Elizabeth lo miró de soslayo e inclinó levemente la cabeza al hablar.
— Aquí podemos proporcionarles algo bueno, Thomas.
Él sonrió y acarició la mano de su esposa. Lo conmovía verla tan entregada a esa causa.
— Estoy deseando que llegue mañana para poder conocerlos — le aseguró.
Thomas se había mostrado sorprendido y encantado cuando Elizabeth propuso que abrieran sus vidas de este modo. Y lo habían hecho justo a tiempo: la radio no había parado de informar en todo el día sobre la invasión que Hitler había lanzado contra Polonia al amanecer.

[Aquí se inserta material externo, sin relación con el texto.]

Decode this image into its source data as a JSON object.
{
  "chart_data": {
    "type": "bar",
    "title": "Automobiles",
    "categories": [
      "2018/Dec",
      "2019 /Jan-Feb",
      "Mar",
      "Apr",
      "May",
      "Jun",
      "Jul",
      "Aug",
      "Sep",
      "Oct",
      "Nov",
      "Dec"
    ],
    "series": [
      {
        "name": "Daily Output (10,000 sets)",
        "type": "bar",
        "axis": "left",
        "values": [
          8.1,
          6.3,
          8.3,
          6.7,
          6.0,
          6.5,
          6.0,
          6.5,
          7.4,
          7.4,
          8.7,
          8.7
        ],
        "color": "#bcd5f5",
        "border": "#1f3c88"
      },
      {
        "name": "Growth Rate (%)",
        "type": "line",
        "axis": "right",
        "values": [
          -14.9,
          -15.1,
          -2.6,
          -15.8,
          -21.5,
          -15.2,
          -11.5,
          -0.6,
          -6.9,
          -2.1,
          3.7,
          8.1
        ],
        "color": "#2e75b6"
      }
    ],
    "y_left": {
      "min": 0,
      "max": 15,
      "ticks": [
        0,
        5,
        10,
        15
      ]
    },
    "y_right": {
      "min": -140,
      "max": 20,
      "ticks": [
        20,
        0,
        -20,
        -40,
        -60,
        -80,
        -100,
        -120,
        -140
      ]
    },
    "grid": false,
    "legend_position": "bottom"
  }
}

— No dejo de pensar en los Norton — añadió él. Sus amigos estaban en el punto más conflictivo de Europa.
— Conseguirán huir de Varsovia.
— Espero que no te equivoques.
Pero ninguno de ellos, pensó Thomas, podría huir de esa guerra inminente. El frente llegaría hasta casa esta vez, los aviones alcanzarían las ciudades enemigas. Estaba contento de aportar su granito de arena: al menos Ashton Park podría servir de refugio para unos cuantos evacuados.
Desde Pascua la casa se había convertido en una sombra de lo que fue; la mayor parte del personal masculino había sido reclutado para la contienda. En los vacíos pasillos flotaba un silencio expectante, un silencio que quedaría roto por el ruido de esos niños. Los niños de otros.
Se retiraron a su dormitorio. Elizabeth se sentó frente a su cómoda y Thomas le cepilló su larga melena. Se trataba de un ritual que habían incorporado hacía poco y que los sosegaba a ambos.
Más tarde, ya acostado, Thomas percibió un cambio sutil en el ambiente de la casa. Ashton llevaba muchos años sin niños, y ahora, sin embargo, todos sus rincones parecían invadidos por el eco amortiguado de los niños que dormían arriba.
Aquel cambio de atmósfera hizo que se durmiera sin esfuerzo.